[TRI-967] Some JobRunExecutions are getting stuck in "STARTED" state even though the graphile job has an error

Open ericallam opened this issue 2 years ago • 1 comments

The graphile job shows an error of Response: 404, but the JobRunExecution is stuck in STARTED state, even though it should have errored out and done the same to the run. This needs to be investigated.

_TRI-967

Aug 09 '23 11:08 ericallam

@ericallam When the server fails to connect with the endpoint, we throw an error to the graphile worker job so that it handles the retry with the maxAttempts parameter.
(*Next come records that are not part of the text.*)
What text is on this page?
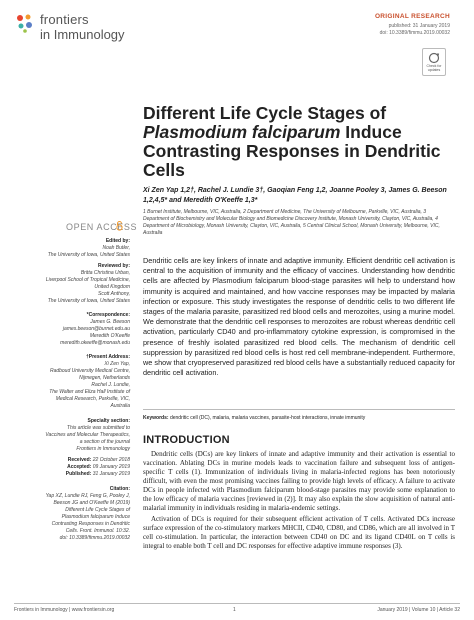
frontiers
in Immunology
ORIGINAL RESEARCH
published: 31 January 2019
doi: 10.3389/fimmu.2019.00032
Check for updates
Different Life Cycle Stages of
Plasmodium falciparum Induce
Contrasting Responses in Dendritic
Cells
Xi Zen Yap 1,2†, Rachel J. Lundie 3†, Gaoqian Feng 1,2, Joanne Pooley 3, James G. Beeson 1,2,4,5* and Meredith O'Keeffe 1,3*
1 Burnet Institute, Melbourne, VIC, Australia, 2 Department of Medicine, The University of Melbourne, Parkville, VIC, Australia, 3 Department of Biochemistry and Molecular Biology and Biomedicine Discovery Institute, Monash University, Clayton, VIC, Australia, 4 Department of Microbiology, Monash University, Clayton, VIC, Australia, 5 Central Clinical School, Monash University, Melbourne, VIC, Australia
OPEN ACCESS
Edited by:
Noah Butler,
The University of Iowa, United States
Reviewed by:
Britta Christina Urban,
Liverpool School of Tropical Medicine,
United Kingdom
Scott Anthony,
The University of Iowa, United States
*Correspondence:
James G. Beeson
james.beeson@burnet.edu.au
Meredith O'Keeffe
meredith.okeeffe@monash.edu
†Present Address:
Xi Zen Yap,
Radboud University Medical Centre,
Nijmegen, Netherlands
Rachel J. Lundie,
The Walter and Eliza Hall Institute of
Medical Research, Parkville, VIC,
Australia
Specialty section:
This article was submitted to
Vaccines and Molecular Therapeutics,
a section of the journal
Frontiers in Immunology
Received: 22 October 2018
Accepted: 09 January 2019
Published: 31 January 2019
Citation:
Yap XZ, Lundie RJ, Feng G, Pooley J,
Beeson JG and O'Keeffe M (2019)
Different Life Cycle Stages of
Plasmodium falciparum Induce
Contrasting Responses in Dendritic
Cells. Front. Immunol. 10:32.
doi: 10.3389/fimmu.2019.00032
Dendritic cells are key linkers of innate and adaptive immunity. Efficient dendritic cell activation is central to the acquisition of immunity and the efficacy of vaccines. Understanding how dendritic cells are affected by Plasmodium falciparum blood-stage parasites will help to understand how immunity is acquired and maintained, and how vaccine responses may be impacted by malaria infection or exposure. This study investigates the response of dendritic cells to two different life stages of the malaria parasite, parasitized red blood cells and merozoites, using a murine model. We demonstrate that the dendritic cell responses to merozoites are robust whereas dendritic cell activation, particularly CD40 and pro-inflammatory cytokine expression, is compromised in the presence of freshly isolated parasitized red blood cells. The mechanism of dendritic cell suppression by parasitized red blood cells is host red cell membrane-independent. Furthermore, we show that cryopreserved parasitized red blood cells have a substantially reduced capacity for dendritic cell activation.
Keywords: dendritic cell (DC), malaria, malaria vaccines, parasite-host interactions, innate immunity
INTRODUCTION

Dendritic cells (DCs) are key linkers of innate and adaptive immunity and their activation is essential to vaccination. Ablating DCs in murine models leads to vaccination failure and subsequent loss of antigen-specific T cells (1). Immunization of individuals living in malaria-infected regions has been notoriously difficult, with even the most promising vaccines failing to provide high levels of efficacy. A failure to activate DCs in people infected with Plasmodium falciparum blood-stage parasites may provide some explanation to the low efficacy of malaria vaccines [reviewed in (2)]. It may also explain the slow acquisition of natural anti-malarial immunity in individuals residing in malaria-endemic settings.

Activation of DCs is required for their subsequent efficient activation of T cells. Activated DCs increase surface expression of the co-stimulatory markers MHCII, CD40, CD80, and CD86, which are all involved in T cell co-stimulation. In particular, the interaction between CD40 on DC and its ligand CD40L on T cells is integral to enable both T cell and DC responses for effective adaptive immune responses (3).

Frontiers in Immunology | www.frontiersin.org	1	January 2019 | Volume 10 | Article 32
If the server isn't able to establish a connection after all retry attempts, the graphile worker would mark the job as failed, and we don't update the status of the job run (set to STARTED initially).

https://github.com/triggerdotdev/trigger.dev/blob/d1ecd6b99cb491640a2d8f24579a436737104cb0/apps/webapp/app/services/runs/performRunExecutionV2.server.ts#L260-L262

https://github.com/triggerdotdev/trigger.dev/blob/d1ecd6b99cb491640a2d8f24579a436737104cb0/apps/webapp/app/services/runs/performRunExecutionV2.server.ts#L772-L774

When #337 is done, we can handle the retry as part of the run execution instead of letting the graphile worker do it for us.

Oct 18 '23 10:10 hmacr